Por supuesto, también se le ganó a dos selecciones europeas campeonas del mundo – la inglesa y la italiana- en el Mundial de Brasil de 2014, luego de cinco largas décadas sin triunfos.

Ni que hablar de la Copa América de 2011 conquistada brillantemente en Argentina, luego de eliminar al anfitrión y golear a Paraguay en la final.

Hoy, la realidad es radicalmente diferente. La eliminatoria sudamericana dura dos años y medio, los jugadores llegan extenuados por la doble competencia, se lesionan en sus equipos y apenas entrenan dos días antes de cada partido.

Asimismo, este no es el equipo de 2010. No están el capitán Diego Lugano, que era un líder y un baluarte defensivo, no están el “Ruso” Pérez y Egidio Arévalo Ríos, que eran una cortina impenetrable en el mediocampo, no está “Palito” Pereira, que era un león en el lateral izquierdo, no está el “Mono” Pereira, que era una garantía de marca y salida por el lateral derecho y, fundamentalmente, no está Diego Forlán, que además de goleador y Balón de Oro, era el titiritero que movía sutilmente los hilos del equipo con su talento y su capacidad para administrar el fútbol de la oncena y para habilitar a los letales Suárez y Cavani.
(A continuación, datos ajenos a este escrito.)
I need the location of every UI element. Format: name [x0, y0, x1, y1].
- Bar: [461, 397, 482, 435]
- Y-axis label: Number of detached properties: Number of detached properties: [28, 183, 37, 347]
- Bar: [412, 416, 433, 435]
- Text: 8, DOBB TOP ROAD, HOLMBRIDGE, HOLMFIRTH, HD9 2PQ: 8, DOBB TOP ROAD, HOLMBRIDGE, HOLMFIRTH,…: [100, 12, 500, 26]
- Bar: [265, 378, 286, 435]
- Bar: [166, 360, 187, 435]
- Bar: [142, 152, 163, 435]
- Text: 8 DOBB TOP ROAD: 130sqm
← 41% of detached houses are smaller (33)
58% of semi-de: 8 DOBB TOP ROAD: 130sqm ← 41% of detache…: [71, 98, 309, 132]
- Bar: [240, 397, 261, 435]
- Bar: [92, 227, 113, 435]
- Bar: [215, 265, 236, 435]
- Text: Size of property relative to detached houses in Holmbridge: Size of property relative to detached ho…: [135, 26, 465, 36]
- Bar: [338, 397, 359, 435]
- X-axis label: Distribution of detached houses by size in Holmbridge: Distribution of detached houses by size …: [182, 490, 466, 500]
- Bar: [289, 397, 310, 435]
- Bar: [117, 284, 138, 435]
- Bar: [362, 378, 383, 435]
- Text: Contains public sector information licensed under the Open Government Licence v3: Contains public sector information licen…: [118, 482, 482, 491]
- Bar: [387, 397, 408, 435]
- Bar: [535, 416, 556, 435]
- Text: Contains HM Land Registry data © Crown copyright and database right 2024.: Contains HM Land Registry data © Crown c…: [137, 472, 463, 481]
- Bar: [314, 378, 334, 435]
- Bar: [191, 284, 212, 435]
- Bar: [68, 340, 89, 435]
Esta es otra selección, integrada en su mayoría por jugadores jóvenes y con características diferentes a los próceres que en el pasado reciente hicieron delirar de júbilo a la afición uruguaya, en una transición que tiene visos traumáticos, como ha sucedido en otros países del planeta.

Seguramente, los enemigos confesos de Tabárez, que demandaban cuando antes su destitución, celebrarán alborozadamente su alejamiento, como antes, en 2010, 2011 y 2018, se lanzaron masivamente a las calles a homenajear la resurrección de la celeste bajo el timón y la tutela del hoy removido entrenador.

Otros festejarán porque Tabárez es un confeso frenteamplista y no toleraban que un adherente a la izquierda fuera exitoso, como lo fueron las tres administraciones progresistas.

La reacción de estos desagradecidos y carroñeros es típica de un país bipolar y sin memoria, que, hace dos años, enterró en las urnas el único proyecto político transformador y con pertinencia social del último medio siglo, luego de la crisis y el derrumbe del Estado de Bienestar batllista.

Esta actitud es típica de los países desmemoriados, pero también de los que se alimentan de rancios mitos enterrados en las catacumbas de la historia, de enajenados prejuicios, de radicales polarizaciones y de exacerbados rencores.

Como uruguayos, formulamos fervientes votos para que la selección celeste –al borde de la eliminación y con un nuevo conductor- esté presente el año próximo en Catar. Sin embargo, hoy la clasificación parece una suerte de quimera y sólo un verdadero milagro la haría posible.